Beating childhood allergies with the great outdoors

According to a 2019 report in The Straits Times, childhood eczema is on the rise in Singapore. Emerging principal investigator at the Singapore Institute for Clinical Sciences (SICS) and mother of two, Dr Evelyn Loo, reveals that the great outdoors may hold the key to preventing such allergies in little ones.

Kids at the playground

A large number of studies – such as the International Study of Asthma and Allergies in Childhood (ISAAC) – shows a growing prevalence of allergic diseases such as asthma, allergic rhinitis, eczema and food allergies worldwide. However, the significant variation in the prevalence of these diseases between the East and the West (Western countries generally have higher rates of allergic diseases than Asian countries although these diseases have been increasing in the Asia Pacific region in recent years) suggest that there may be location-specific factors such as environment, lifestyle, and microbial exposure affecting allergic disease prevalence.

Eczema on the rise
Based on a report in The Straits Times on 30 June 2019, one in five school-going children in Singapore has atopic dermatitis, the most common form of eczema – and doctors interviewed said that the number of cases could rise further. This could be due to urbanisation and an increase in socioeconomic status where there is decreased exposure to environmental microbes due to better living conditions. Interestingly, it's also been found that allergic disease rates are higher in boys (based on literature in the field).

The first manifestation of the atopic march and allergic phenotype typically starts with eczema. The skin is the primary interface with the external environment and is largely influenced by the biodiversity of the external environment. Skin microbiota not only play a pivotal role in growth, homeostatic regulation and development of keratinocytes, but also affect host immunity. Hence, factors that affect the composition of the skin microbiome not only influence the risk of cutaneous disease but also other inflammatory non-communicable diseases.

Through studies under GUSTO – Singapore’s largest birth cohort study – we’ve found a distinct and different microbial profile between different collection sites as well as between houses of subjects with and without eczema. The results show that constant exposure to human-associated bacteria with proinflammatory roles over critical periods, such as preconception, pregnancy and early postnatal period within the first year of life, are associated with the development of eczema in offspring while environmental microbiota exposure prevents the development of eczema.

Head out for protection
Evidence indicates that microbial environment within the early life window, pregnancy and postnatally during the first years of life, is key in determining allergy predisposition/risk. It is possible that the microbial environment we are exposed to in early life is instrumental in shaping a robust immunity, possibly through modulation of the human microbiome (skin, gut and airway).

Findings from our cohort studies also show that exposure to a diversity of microbes in early life is important in preventing allergy, therefore it is advisable for children – especially those at risk – to head outdoors. Bring your children to parks and nature reserves frequently, so as to expose them to protective environmental bacteria.

By evaluating the effect of environmental microbiota on host microbiota and immunity, we hope that we will be able to pave the way for intervention studies where environmental exposure can be modified via lifestyle changes, probiotic therapy, sprays, skin patches, and more. Given that we can’t change our genetic makeup, environmental factors are important in disease prevention as they are potentially modifiable.
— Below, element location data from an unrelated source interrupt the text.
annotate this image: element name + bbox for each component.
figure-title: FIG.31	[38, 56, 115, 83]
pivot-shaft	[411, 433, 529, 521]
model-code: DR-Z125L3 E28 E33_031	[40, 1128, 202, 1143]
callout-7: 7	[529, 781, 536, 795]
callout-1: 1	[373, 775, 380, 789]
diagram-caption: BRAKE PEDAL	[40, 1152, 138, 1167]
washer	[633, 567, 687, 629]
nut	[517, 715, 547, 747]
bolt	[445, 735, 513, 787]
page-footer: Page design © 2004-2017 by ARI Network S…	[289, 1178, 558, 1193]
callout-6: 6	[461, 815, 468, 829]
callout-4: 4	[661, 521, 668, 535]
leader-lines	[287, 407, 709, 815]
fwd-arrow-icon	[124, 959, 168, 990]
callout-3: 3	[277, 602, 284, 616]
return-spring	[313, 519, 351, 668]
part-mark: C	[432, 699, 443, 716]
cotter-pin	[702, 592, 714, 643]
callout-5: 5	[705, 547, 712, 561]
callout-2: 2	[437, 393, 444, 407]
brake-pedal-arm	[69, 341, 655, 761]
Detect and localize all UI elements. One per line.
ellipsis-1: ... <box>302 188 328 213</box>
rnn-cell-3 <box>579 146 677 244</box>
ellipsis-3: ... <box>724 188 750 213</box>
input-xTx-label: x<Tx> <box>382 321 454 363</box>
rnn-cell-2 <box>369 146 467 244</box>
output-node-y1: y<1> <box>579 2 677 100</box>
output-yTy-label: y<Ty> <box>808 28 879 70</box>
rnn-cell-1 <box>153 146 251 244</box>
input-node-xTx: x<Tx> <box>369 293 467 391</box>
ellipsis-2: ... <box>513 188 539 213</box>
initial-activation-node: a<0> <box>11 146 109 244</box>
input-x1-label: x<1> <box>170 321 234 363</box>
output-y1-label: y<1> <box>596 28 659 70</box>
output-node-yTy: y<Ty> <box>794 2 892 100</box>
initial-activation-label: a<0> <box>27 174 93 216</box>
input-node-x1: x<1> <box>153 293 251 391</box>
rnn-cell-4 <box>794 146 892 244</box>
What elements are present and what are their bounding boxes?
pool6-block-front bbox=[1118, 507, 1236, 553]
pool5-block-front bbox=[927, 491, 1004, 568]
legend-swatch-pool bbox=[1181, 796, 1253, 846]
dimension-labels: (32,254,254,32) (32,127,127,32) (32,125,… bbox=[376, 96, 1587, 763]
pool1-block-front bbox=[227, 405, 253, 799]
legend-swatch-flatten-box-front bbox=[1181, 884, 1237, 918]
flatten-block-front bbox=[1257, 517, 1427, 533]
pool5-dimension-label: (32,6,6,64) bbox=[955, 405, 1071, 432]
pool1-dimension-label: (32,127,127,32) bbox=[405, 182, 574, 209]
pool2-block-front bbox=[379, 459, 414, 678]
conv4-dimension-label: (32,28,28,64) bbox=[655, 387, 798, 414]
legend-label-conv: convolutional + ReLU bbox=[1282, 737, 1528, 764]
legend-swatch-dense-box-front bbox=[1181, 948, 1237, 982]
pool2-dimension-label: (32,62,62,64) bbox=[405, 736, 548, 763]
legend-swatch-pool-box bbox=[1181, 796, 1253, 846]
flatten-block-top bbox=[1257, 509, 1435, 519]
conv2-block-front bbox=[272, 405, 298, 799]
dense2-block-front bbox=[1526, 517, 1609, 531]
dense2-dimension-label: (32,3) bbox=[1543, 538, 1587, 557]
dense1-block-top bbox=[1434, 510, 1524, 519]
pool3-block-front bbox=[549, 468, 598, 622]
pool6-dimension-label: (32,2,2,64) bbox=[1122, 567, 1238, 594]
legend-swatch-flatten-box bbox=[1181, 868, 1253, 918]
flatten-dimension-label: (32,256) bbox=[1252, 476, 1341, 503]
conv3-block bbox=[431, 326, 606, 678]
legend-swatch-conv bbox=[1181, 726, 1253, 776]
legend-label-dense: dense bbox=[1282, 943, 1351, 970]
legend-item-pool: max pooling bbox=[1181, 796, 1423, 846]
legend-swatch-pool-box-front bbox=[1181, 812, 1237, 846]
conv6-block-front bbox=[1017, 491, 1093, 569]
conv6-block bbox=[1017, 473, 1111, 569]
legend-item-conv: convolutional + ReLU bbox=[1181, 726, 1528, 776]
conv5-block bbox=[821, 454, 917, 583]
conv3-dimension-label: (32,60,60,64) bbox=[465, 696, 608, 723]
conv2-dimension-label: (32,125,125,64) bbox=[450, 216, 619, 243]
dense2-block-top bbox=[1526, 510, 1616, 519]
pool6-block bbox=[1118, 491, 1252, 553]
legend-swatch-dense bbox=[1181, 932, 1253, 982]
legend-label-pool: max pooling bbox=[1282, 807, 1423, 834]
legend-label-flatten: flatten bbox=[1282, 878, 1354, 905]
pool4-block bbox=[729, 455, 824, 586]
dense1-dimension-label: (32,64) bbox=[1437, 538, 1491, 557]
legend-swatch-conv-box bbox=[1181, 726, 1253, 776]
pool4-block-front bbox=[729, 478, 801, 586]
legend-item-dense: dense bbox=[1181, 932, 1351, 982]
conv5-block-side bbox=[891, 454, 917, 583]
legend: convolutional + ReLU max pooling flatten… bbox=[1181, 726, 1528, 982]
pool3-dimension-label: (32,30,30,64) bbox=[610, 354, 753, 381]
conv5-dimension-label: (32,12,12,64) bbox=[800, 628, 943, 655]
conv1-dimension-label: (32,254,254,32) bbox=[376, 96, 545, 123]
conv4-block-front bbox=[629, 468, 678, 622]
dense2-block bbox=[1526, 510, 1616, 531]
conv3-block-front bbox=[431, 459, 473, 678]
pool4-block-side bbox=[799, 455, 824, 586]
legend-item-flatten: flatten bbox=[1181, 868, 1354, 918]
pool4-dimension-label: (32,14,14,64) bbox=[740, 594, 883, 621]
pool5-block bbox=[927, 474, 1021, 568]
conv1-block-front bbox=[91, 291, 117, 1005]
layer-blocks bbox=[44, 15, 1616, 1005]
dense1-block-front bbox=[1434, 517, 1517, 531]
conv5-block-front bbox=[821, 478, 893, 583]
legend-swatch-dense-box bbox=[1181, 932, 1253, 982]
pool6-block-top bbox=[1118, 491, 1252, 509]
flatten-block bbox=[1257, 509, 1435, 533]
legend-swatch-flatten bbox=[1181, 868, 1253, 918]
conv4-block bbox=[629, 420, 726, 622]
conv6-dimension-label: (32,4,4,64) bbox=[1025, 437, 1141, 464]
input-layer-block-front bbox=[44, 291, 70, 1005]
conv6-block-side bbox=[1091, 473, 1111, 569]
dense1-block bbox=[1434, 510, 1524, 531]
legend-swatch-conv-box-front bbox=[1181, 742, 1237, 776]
Dr Evelyn Loo's research interests include the study of epidemiology of a child's health, as well as identifying critical periods where environmental microbiome can exert the most influence and factors that can affect environmental microbiome. Armed with a better understanding of the interactions between environmental microbiome and allergens, Dr Loo hopes that her research will be useful in the implementation of strategies to prevent childhood diseases such as eczema.